Given that $$\begin{cases} 2a^2 + 2007a + 3 = 0 \\ 3b^2 + 2007b + 2 = 0 \end{cases} $$ and $ab \ne 1$, how to solve for $\frac{a}{b}$?
My try: \begin{align} 2007a = -3 - 2a^2 \\ 2007b = -2 - 3b^2 \\ \frac{a}{b} = \frac{-3 - 2a^2}{-2 - 3b^2} \end{align} Also, \begin{align} 2a^2 = -2007a - 3 \\ 3b^2 = -2007b - 2 \\ \frac{a^2}{b^2} = \frac{-2007a - 3}{-2007b - 2}\frac{3}{2} \\ \frac{a}{b} = \pm\sqrt{\frac{-6021a - 9}{-4014b - 4}} \end{align} Well, it doesn't look very promising.

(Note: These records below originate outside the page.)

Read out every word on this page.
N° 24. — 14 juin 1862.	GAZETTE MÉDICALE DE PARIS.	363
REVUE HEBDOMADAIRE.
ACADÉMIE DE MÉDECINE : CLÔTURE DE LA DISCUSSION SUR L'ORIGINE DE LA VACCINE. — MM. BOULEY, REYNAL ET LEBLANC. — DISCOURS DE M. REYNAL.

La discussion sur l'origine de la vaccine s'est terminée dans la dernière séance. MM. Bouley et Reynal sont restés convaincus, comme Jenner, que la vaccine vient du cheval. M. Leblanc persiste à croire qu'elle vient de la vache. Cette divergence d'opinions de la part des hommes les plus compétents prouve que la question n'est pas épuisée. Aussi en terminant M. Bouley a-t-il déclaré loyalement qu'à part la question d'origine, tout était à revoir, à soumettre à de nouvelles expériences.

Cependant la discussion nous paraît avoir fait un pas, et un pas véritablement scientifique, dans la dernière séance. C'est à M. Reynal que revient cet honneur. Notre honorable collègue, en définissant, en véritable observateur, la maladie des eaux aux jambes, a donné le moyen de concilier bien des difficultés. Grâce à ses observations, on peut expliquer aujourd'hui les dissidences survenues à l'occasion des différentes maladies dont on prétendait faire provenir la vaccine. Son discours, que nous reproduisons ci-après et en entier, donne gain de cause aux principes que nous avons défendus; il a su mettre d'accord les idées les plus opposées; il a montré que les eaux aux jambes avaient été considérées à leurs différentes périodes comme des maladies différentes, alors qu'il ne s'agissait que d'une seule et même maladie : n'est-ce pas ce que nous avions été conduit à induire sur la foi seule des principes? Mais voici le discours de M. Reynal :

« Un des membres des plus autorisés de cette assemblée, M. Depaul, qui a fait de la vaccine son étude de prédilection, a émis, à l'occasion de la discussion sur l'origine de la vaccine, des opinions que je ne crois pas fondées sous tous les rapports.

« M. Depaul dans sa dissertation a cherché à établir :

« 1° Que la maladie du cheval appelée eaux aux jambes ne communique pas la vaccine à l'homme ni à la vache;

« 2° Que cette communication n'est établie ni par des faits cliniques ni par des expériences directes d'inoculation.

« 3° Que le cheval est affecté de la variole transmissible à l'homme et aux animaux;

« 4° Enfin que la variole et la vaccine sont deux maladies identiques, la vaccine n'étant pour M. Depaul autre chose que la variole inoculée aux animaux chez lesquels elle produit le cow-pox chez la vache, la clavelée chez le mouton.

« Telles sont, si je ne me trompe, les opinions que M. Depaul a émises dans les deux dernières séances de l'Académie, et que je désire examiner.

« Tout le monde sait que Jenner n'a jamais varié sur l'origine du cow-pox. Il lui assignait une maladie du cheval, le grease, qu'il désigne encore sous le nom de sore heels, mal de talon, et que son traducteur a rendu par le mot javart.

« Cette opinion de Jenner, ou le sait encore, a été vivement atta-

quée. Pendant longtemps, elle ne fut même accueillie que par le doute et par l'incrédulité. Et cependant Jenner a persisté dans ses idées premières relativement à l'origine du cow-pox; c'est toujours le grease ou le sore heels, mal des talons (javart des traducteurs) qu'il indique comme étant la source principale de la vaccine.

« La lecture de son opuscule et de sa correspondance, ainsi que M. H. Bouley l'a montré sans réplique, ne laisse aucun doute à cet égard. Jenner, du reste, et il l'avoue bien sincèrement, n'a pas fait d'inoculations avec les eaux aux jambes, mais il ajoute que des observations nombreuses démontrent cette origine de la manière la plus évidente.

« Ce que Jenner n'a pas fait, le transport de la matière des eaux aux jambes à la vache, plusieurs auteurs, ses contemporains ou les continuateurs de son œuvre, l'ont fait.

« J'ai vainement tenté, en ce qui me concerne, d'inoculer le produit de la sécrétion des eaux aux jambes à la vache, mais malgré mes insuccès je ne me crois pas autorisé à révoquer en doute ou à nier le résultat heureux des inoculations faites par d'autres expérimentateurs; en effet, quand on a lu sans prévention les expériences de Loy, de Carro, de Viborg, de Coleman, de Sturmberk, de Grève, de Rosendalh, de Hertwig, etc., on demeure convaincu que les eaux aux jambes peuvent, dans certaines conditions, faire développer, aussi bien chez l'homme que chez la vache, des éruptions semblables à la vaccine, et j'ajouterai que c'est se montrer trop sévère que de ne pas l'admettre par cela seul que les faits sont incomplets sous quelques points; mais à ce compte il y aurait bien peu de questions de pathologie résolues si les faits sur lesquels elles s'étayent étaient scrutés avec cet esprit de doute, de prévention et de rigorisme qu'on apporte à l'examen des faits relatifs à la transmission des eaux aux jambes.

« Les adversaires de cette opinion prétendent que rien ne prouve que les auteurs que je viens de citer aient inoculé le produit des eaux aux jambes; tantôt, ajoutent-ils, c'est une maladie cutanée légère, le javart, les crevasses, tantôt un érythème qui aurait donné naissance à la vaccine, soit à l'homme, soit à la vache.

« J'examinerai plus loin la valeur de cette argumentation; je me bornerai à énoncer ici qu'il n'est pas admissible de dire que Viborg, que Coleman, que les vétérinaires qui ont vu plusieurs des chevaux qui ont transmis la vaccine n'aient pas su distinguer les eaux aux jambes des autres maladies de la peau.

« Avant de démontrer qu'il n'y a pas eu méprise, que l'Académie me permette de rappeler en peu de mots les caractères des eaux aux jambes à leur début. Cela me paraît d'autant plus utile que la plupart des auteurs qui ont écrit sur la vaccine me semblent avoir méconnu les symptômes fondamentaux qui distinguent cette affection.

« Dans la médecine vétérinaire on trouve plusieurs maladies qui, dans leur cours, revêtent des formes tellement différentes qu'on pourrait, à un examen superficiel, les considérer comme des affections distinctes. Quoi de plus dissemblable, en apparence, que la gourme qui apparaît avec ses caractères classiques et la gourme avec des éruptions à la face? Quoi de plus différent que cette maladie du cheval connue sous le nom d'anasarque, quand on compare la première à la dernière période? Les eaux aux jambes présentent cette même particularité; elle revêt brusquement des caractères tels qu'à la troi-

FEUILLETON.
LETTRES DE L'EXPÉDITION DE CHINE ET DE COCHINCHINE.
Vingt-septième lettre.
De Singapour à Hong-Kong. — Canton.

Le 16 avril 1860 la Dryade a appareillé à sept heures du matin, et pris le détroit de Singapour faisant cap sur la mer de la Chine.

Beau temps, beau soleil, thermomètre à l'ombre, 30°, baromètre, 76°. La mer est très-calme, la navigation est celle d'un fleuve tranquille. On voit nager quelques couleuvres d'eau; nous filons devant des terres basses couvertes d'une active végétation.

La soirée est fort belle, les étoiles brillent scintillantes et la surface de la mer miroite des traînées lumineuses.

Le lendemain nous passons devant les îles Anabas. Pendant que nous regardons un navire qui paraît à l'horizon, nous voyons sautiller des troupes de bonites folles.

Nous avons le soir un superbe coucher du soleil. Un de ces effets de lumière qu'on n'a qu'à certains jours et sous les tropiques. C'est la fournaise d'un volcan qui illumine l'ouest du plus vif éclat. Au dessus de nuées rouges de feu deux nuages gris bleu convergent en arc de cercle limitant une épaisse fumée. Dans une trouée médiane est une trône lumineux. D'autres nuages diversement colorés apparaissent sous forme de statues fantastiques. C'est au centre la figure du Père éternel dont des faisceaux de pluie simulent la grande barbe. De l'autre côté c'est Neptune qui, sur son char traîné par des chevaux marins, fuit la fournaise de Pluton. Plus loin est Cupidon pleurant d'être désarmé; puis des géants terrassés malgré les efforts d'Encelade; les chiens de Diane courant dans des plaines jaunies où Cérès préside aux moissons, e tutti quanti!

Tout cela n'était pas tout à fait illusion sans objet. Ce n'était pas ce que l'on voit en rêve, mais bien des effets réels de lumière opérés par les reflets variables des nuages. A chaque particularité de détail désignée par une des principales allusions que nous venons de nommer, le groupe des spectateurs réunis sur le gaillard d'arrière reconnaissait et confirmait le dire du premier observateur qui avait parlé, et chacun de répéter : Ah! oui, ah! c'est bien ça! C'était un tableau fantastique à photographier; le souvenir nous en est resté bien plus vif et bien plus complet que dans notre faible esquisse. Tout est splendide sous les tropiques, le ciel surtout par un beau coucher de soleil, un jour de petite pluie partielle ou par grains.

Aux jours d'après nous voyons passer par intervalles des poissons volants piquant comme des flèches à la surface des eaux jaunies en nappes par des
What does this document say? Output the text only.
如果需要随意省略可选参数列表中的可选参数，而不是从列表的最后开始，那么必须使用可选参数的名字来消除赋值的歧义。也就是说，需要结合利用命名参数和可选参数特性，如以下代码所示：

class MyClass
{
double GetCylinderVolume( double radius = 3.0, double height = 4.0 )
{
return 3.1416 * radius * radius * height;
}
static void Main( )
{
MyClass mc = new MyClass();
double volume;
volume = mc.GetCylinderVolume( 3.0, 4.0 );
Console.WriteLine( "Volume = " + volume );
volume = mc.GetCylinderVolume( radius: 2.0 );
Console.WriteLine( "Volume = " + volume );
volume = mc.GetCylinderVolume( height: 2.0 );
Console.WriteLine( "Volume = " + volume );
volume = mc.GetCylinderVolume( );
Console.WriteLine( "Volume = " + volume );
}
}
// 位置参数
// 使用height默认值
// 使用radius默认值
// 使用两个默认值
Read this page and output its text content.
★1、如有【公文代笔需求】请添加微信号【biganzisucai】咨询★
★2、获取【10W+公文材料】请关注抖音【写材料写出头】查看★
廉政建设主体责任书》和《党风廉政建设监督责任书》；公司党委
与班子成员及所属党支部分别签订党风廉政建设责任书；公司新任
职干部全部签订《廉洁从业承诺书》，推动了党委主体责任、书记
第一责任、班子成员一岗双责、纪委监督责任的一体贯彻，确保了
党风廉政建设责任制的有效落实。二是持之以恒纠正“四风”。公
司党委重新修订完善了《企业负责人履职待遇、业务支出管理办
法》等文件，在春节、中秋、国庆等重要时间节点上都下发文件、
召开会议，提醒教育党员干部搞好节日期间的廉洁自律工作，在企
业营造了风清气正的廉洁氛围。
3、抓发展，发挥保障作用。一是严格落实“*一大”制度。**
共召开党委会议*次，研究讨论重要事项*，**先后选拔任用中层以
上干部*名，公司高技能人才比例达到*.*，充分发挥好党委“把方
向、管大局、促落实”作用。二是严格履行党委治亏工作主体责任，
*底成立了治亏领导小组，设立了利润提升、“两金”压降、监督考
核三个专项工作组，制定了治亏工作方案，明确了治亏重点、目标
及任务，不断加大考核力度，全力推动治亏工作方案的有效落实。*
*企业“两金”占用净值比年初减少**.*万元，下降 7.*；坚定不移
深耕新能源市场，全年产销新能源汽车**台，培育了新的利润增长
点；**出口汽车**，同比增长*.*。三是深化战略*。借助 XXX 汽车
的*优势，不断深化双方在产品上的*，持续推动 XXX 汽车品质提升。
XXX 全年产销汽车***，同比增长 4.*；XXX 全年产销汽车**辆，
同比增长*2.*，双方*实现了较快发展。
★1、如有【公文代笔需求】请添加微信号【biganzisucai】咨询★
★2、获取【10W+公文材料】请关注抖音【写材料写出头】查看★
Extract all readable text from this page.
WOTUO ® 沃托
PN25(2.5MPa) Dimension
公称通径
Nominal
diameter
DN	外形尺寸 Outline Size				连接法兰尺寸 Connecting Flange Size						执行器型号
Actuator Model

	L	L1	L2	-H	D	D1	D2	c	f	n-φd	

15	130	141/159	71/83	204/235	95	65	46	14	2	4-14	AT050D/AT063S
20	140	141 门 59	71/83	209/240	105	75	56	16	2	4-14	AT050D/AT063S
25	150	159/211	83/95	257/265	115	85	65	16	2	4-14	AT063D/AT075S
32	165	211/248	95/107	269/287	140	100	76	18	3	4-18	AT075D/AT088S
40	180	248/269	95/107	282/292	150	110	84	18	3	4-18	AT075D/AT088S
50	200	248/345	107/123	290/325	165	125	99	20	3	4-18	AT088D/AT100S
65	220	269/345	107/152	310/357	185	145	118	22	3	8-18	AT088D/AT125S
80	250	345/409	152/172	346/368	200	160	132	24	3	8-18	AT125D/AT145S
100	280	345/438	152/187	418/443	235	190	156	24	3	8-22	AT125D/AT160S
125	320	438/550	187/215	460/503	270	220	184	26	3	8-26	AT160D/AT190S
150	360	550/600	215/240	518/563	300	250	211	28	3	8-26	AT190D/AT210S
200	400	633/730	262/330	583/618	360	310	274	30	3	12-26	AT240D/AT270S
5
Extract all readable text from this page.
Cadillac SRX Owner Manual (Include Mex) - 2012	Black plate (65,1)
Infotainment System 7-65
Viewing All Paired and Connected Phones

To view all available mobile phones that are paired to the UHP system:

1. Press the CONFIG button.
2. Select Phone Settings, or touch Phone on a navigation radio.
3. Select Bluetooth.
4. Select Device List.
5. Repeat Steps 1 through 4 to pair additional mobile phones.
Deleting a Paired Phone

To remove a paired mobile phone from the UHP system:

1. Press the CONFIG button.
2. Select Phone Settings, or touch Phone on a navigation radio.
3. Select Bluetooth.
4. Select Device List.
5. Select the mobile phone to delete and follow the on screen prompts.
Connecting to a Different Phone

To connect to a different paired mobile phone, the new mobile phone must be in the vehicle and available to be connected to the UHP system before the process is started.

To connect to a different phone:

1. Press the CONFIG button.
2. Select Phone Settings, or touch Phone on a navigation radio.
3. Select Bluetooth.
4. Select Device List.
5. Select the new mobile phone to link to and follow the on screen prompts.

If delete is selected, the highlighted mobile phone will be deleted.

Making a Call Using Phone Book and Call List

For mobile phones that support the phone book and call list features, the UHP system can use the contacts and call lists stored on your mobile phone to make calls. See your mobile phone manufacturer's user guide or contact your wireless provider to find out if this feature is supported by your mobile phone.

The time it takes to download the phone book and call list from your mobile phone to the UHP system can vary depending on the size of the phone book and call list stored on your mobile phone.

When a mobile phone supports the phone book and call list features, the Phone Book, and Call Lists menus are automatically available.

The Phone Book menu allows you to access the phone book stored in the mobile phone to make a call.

So I want to seek help here. How to find $\frac{a}{b}$ without actually solving for the roots? Hints are welcomed.
$\mathcal{Hint}$
Consider $2x^2+2007x+3=0$
Note that $a$ is one the roots. Now, replacing $x$ by $\frac{1}{x}$
How does that affect the equation and its roots?